The standard way to explain this conundrum is an idea called inflation, which suggests that the universe went through a short period of rapid expansion early on so the temperature evented out when the cosmos was smaller, then it suddenly grew. But we dont know why inflation started, or stopped. So Magueijo has been looking for alternatives.
Now, in a paper to be published 28 November in Physical Review, he and Niayesh Afshordi at the Perimeter Institute in Canada have laid out a new version of the idea and this one is testable. They suggest that in the early universe, light and gravity propagated at different speeds.
If photons moved faster than gravity just after the big bang, that would have let them get far enough for the universe to reach an equilibrium temperature much more quickly, the team say.
A testable theory What really excites Magueijo about the idea is that it makes a specific prediction about the cosmic microwave background (CMB). This radiation, which fills the universe, was created shortly after the big bang and contains a fossilised imprint of the conditions of the universe.
(Excerpt) Read more at newscientist.com ...
It will be interesting to see how this stands up to peer review.
Peer review is overrated. If there is a political standard at risk, the peers will protect their own hides.
So The Traveler was right! (/ST Geek reference)
It seems the only “settled” science is man made global warming!
I’m going with “God did it”.
I’ve chased gravity many times in my life.

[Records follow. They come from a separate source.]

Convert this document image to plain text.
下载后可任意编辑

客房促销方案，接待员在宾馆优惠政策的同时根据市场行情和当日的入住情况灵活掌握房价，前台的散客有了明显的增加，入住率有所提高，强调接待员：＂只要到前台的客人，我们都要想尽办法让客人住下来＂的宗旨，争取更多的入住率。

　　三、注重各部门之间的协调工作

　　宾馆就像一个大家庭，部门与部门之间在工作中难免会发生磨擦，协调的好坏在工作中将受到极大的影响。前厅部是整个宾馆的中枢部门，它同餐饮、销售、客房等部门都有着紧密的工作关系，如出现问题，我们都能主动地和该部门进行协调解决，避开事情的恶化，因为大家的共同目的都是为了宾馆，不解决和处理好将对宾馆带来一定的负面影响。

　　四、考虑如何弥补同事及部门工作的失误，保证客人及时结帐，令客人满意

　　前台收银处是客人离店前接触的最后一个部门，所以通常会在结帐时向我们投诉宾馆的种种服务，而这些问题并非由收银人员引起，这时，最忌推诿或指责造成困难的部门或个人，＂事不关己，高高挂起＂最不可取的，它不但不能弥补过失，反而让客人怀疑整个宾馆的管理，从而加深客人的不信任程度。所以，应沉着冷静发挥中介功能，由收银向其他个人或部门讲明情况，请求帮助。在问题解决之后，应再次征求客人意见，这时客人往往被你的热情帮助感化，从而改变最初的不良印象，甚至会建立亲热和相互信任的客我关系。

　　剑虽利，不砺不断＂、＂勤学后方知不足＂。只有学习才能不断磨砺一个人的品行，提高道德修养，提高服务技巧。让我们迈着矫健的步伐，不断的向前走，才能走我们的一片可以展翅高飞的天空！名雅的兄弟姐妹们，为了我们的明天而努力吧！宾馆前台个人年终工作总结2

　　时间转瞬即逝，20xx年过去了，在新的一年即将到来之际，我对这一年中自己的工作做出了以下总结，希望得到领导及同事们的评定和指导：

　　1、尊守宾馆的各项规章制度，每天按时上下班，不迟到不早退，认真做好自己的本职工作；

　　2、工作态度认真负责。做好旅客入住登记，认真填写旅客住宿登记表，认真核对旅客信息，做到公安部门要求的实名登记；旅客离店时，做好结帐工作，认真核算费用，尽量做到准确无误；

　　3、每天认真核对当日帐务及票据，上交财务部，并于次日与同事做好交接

....supposed to be......may not always have been.......controversial idea.....proposed ........might vary.........
SCIENCE !!!
The physical constant "c" is often referred to as "the speed of light" but it's actually the speed of propagation of gravity, and other massless particles, too.
It doesn't make sense that it would be faster for light than gravity, as proposed in this hypothesis...
Gravity is a heavy subject to discuss.
I don’t buy it. Gravity doesn’t really travel, but changes in it do. And the speed of light basically reflects how fast any effect—including changes in gravity—can travel.
It is good to read about researchers who are investigating “settled science”. Al Gore would disagree, but that’s how knowledge advances.
Anyway, these sorts of challenges to the consistency of the speed of light have always failed in the past. The announcement is followed (weeks or months later) by a retraction, and an experimental or a math error is usually cited.
The “Big Al” of science is not Al Gore. It’s Albert Einstein.
>>Ive chased gravity many times in my life.<<
And caught it a few times I am sure! (as have we all)
I believe the difference in speed would have only happened for an extremely tiny fraction of a second. Something like the first .00000000000000000000000000000000000036 of a second, give or take a couple of zeroes.
“Ive chased gravity many times in my life.”
Lately, it’s been chasing me. Or is that entropy?
.
As always, anything but reality!
.
You betcha. Here's an interesting article about how computer-generated gibberish papers passed peer review and got published in a prestigious scientific journal.
http://phys.org/news/2014-02-science-publisher-gibberish-papers.html
And here's the actual program that generated those gibberish papers. You can generate your own gibberish paper there. Use it and perhaps some lib college will award you a PhD.
https://pdos.csail.mit.edu/archive/scigen/
...or maybe the speed of gravity hasn’t always been the same...
How does knowing this help me in any way? How does studying this help humanity?